When I was 22 years old I flew to Scotland to try my hand at wandering my ancestral lands. While I was there I fell in love with places and people and simple routines. I grew up a little bit while I was there. I grew into myself as I maneuvered from one moment into the next, from one encounter toward the next. The six months I spent abroad were tinged with the magic and romance of exploration and the unknown. But it was the basic things, the everyday things, that informed my growth.
I remember packing my bags for Scotland in the basement of my dad’s Indianapolis house where I was living for the summer before my trip. On the wall in that basement I had pinned, hand-scrawled on some paper:
Let the day suffice.
I know why I wrote it—because it’s good counsel. But I can’t remember where I wrote it from.
Maybe it was from a book. Hold on. Let me check…
[pause from writing to noodle on Google]
Ah. Maybe that’s it.
Not verbatim, but in the gospel of Matthew, chapter 6 verse 34:
Therefore do not worry about tomorrow, for tomorrow will worry about its own things. Sufficient for the day is its own trouble.
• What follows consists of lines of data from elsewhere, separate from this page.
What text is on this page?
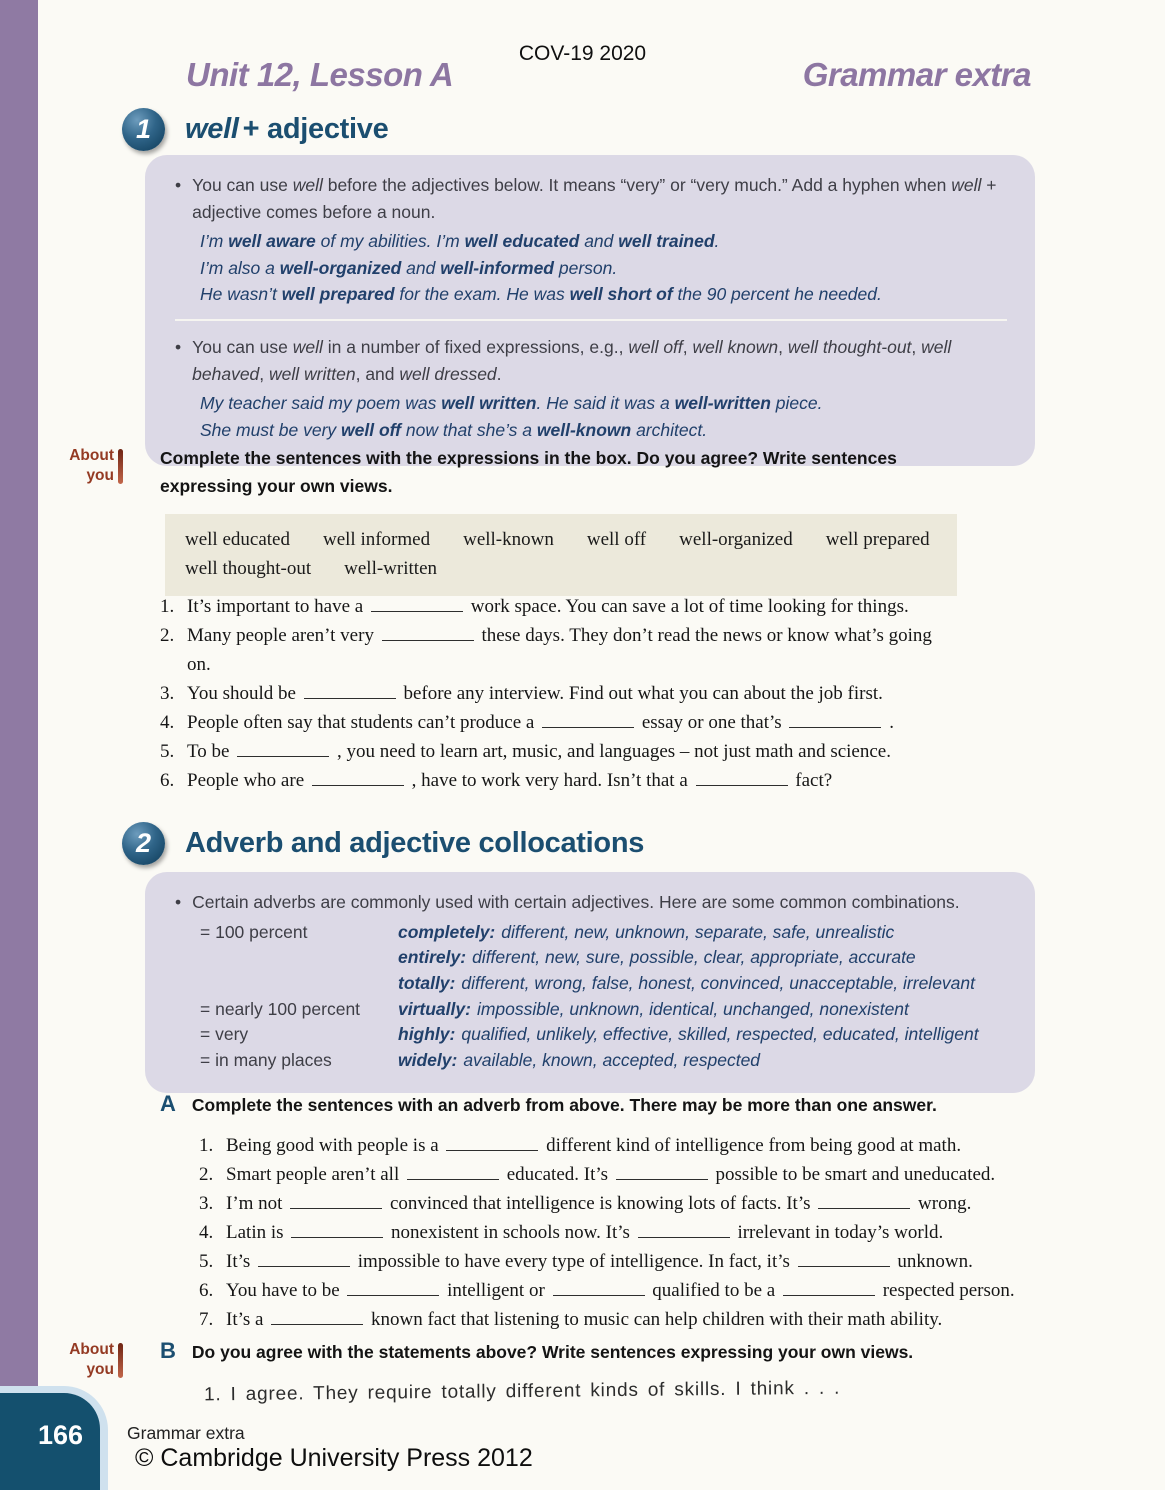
COV-19 2020
Unit 12, Lesson A	Grammar extra
1	well + adjective
• You can use well before the adjectives below. It means “very” or “very much.” Add a hyphen when well + adjective comes before a noun.
I’m well aware of my abilities. I’m well educated and well trained.
I’m also a well-organized and well-informed person.
He wasn’t well prepared for the exam. He was well short of the 90 percent he needed.
• You can use well in a number of fixed expressions, e.g., well off, well known, well thought-out, well behaved, well written, and well dressed.
My teacher said my poem was well written. He said it was a well-written piece.
She must be very well off now that she’s a well-known architect.
About
you
Complete the sentences with the expressions in the box. Do you agree? Write sentences expressing your own views.
well educated well informed well-known well off well-organized well prepared
well thought-out well-written
1. It’s important to have a	work space. You can save a lot of time looking for things.
2. Many people aren’t very	these days. They don’t read the news or know what’s going on.
3. You should be	before any interview. Find out what you can about the job first.
4. People often say that students can’t produce a	essay or one that’s	.
5. To be	, you need to learn art, music, and languages – not just math and science.
6. People who are	, have to work very hard. Isn’t that a	fact?
2	Adverb and adjective collocations
• Certain adverbs are commonly used with certain adjectives. Here are some common combinations.
= 100 percent	completely: different, new, unknown, separate, safe, unrealistic
entirely: different, new, sure, possible, clear, appropriate, accurate
totally: different, wrong, false, honest, convinced, unacceptable, irrelevant
= nearly 100 percent	virtually: impossible, unknown, identical, unchanged, nonexistent
= very	highly: qualified, unlikely, effective, skilled, respected, educated, intelligent
= in many places	widely: available, known, accepted, respected
A Complete the sentences with an adverb from above. There may be more than one answer.
1. Being good with people is a	different kind of intelligence from being good at math.
2. Smart people aren’t all	educated. It’s	possible to be smart and uneducated.
3. I’m not	convinced that intelligence is knowing lots of facts. It’s	wrong.
4. Latin is	nonexistent in schools now. It’s	irrelevant in today’s world.
5. It’s	impossible to have every type of intelligence. In fact, it’s	unknown.
6. You have to be	intelligent or	qualified to be a	respected person.
7. It’s a	known fact that listening to music can help children with their math ability.
About
you
B Do you agree with the statements above? Write sentences expressing your own views.
1. I agree. They require totally different kinds of skills. I think . . .
166	Grammar extra
© Cambridge University Press 2012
Let the day suffice. Let this day be awash with complicated memories from days past and simple thanks in the present. Let this moment, and moments like it, fill up with fascination in the most basic things situated in the most basic places.
On the windowsill, lined up from right to left there is:
an empty bottle, formerly full of A Midwinter Night’s Dram, that my brother gave me a few years back and that we drank together in the woods in Maine;
a sprout of a plant in some water in a tiny glass jar left by the one who sat, before me, at his desk in front of this window;
four rocks that feel good in the palm of my hand, each with their own collection of sentiments, some of which I remember;
a bit of amethyst that I bought at Stones and Stuff in Portland to help me hold and clear some energy a while back when I was shifting from one way of working to another;
a jar of Blackwing pencils, most of which I’ve whittled down with use, such that they would now serve very well on a putt-putt course;
a rustic wooden figurine of a painter holding his palette;
all of that and, at half-past seven in the morning, a wash of sunlight.
The room doesn’t get much direct sunlight. The staghorn fern, who sits on the altar next to my desk, doesn’t mind. A touch from the rays in the morning—when the sun looks in at an angle, and hits the corner where he sits for 15 minutes, before arching out of sight—seem to be sufficient for him.
Each day is a cluster of moments of sunlight and moments of shadow. And—How do they say it?—how we spend our days is how we spend our life.
It’s sometimes hard for me to recognize the version of me that was waking up each morning in a hostel in Edinburgh a couple of decades ago. That was several Aram’s past. I’ve lined up a lot of memories on the windowsill of life since then. But I wake each day with familiar companions who were with me even then, who have been with me all along, who I trust will accompany me right on through. I wake each day companioned by wanderlust and dedication, with a measure of peace and a bit of disquiet, with gratitude and curiosity.
I wake every morning in the midst of everything else with some sort of confidence—that can only have fastened itself to my heart by grace—that today, this day, will suffice.
PS – This post, and yesterday’s festivities over here in the States, and pretty well any day that you’re willing to consider it, pair well with Br. David Stendl-Rast’s meditation: A Good Day.
Smiling as I imagine your 22 year old wanderings in Scotland and as I remember my own recent and brief wandering across the Highlands and through Iona and how that kind of walking through the world keeps one present to the gifts of each day. And yes to how we spend our days is how we spend our life. So often tempted to believe that the day did not suffice. Thank you for the reminder...
I'm loving these. And I love me some Br. DSR. That meditation is one of my regulars. In fact, coincidentally, I also included it in my upcoming Advent series.